To the contrary. That which is the principle of heat in something is hotter than is a derived heat [principiato calore] in something. But the heart is the principle of heat and of the spirits, and therefore, etc.

One must reply that one thing can be hotter than another in two ways: either formally or accidentally. Formally, the more rarefied are hotter than the dense, as air is hotter than water and fire hotter than earth. But accidentally, heated solids are hotter than rarefied things, seeing that the heat is incorporated into them more and is preserved longer. This is why heated iron heats more than the hottest water, owing to the subject's solidity. And this is why, formally speaking, the spirits are hotter than the heart, but speaking accidentally the heart is hotter than the spirits because it is more solid than they are, and this is why the heat is incorporated into it more and is retained longer.

By this, a solution to the arguments is apparent.

Whether a heart so flows to the other parts that it receives nothing from them.

One inquires further whether a heart flows to the other parts in such a way that it receives nothing from them.[1]

It seems not.

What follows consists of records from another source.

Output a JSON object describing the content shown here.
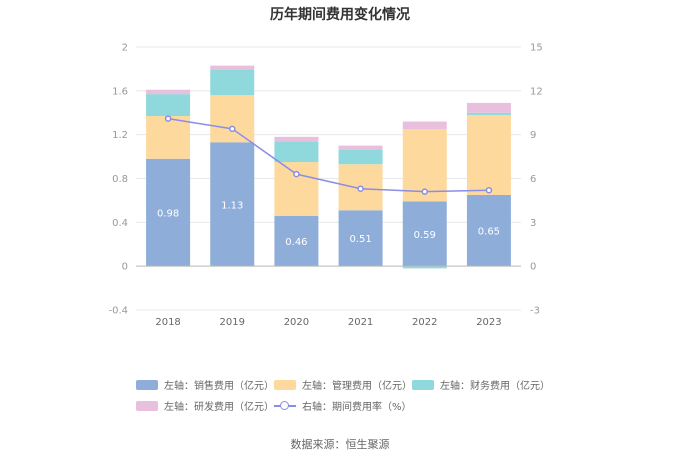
{
  "chart_data": {
    "type": "bar",
    "title": "历年期间费用变化情况",
    "categories": [
      "2018",
      "2019",
      "2020",
      "2021",
      "2022",
      "2023"
    ],
    "stacked": true,
    "left_axis": {
      "min": -0.4,
      "max": 2,
      "ticks": [
        "2",
        "1.6",
        "1.2",
        "0.8",
        "0.4",
        "0",
        "-0.4"
      ]
    },
    "right_axis": {
      "min": -3,
      "max": 15,
      "ticks": [
        "15",
        "12",
        "9",
        "6",
        "3",
        "0",
        "-3"
      ]
    },
    "series": [
      {
        "name": "左轴：销售费用（亿元）",
        "axis": "left",
        "type": "bar",
        "color": "#8eadd9",
        "values": [
          0.98,
          1.13,
          0.46,
          0.51,
          0.59,
          0.65
        ],
        "labels": [
          "0.98",
          "1.13",
          "0.46",
          "0.51",
          "0.59",
          "0.65"
        ]
      },
      {
        "name": "左轴：管理费用（亿元）",
        "axis": "left",
        "type": "bar",
        "color": "#fdd99e",
        "values": [
          0.39,
          0.43,
          0.49,
          0.42,
          0.66,
          0.73
        ]
      },
      {
        "name": "左轴：财务费用（亿元）",
        "axis": "left",
        "type": "bar",
        "color": "#8fd8db",
        "values": [
          0.2,
          0.23,
          0.19,
          0.13,
          -0.02,
          0.02
        ]
      },
      {
        "name": "左轴：研发费用（亿元）",
        "axis": "left",
        "type": "bar",
        "color": "#e8bfdc",
        "values": [
          0.04,
          0.04,
          0.04,
          0.04,
          0.07,
          0.09
        ]
      },
      {
        "name": "右轴：期间费用率（%）",
        "axis": "right",
        "type": "line",
        "color": "#8a8ee6",
        "values": [
          10.1,
          9.4,
          6.3,
          5.3,
          5.1,
          5.2
        ]
      }
    ],
    "source": "数据来源：恒生聚源"
  }
}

Because everything acting physically undergoes something when acting and is moved when moving. But the heart is a thing that moves physically and acts. Therefore, it undergoes something and is moved. But every thing that is moved and undergoes something receives something from something else. Therefore, etc.

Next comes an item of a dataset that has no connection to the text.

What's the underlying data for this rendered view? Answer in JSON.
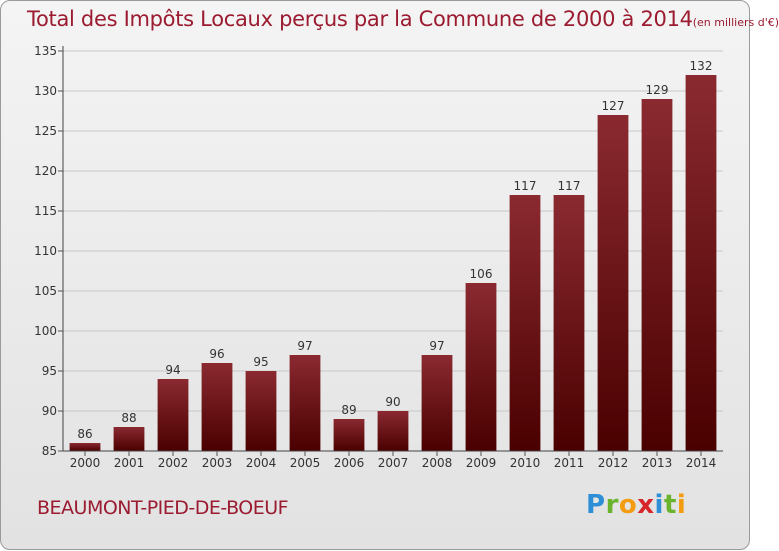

Moreover, the heart is situated opposite the brain, so that it receives tempering from the brain's coldness. Therefore, it does not flow to the other parts in such a way that it receives something from others.

The Philosopher says the opposite.

To this, one must reply that some members are only receiving members, like flesh and bone, and others are receiving members and also flow out to others, like nerve and vein, since what they receive from others they infuse into others, and then there is some member that so infuses that it does not receive. This is apparent from the Philosopher's argument in the eighth book of the Physics, where he says that if two can be found joined and still another can be found that exists per se, and yet another remaining one can be found that exists per se, as if something is both moving and moved, and something else is so moved that it is not moving, then it will also be possible to find something that is so moving that it is not moved. So in his premise. But this rule should be understood with respect to things that are united accidentally.

Nevertheless, one must understand that reception is of two types: one is virtual and the other is material. And the material can be of many types, just as one of the members receives from another so that what has been lost is restored or so that its disposition will be rendered temperate. And the heart receives from the other members in these ways. For it receives nutriment from the stomach and from the liver and veins, for it is subject to loss just as are the other members. Moreover, it receives cooling through the lungs' drawing power, because the lungs serve as a fan for the heart, and likewise it receives cooling through the coldness that flows in from the brain. But virtual reception does not suit the heart in comparison to the other members because the heart is the first seat and first dwelling or domicile for the soul, infusing power to all the other members, and it does not receive power from them but only accidental or material dispositions.

In this way a solution to the arguments is apparent. For they prove that the heart receives something from other parts, but they do not show that power flows to it from other parts.

  • [1] "Flows to": throughout this section, A. uses the verb influo without restraint. At any given time it can mean "flow to," "influence," or "infuse." Cf.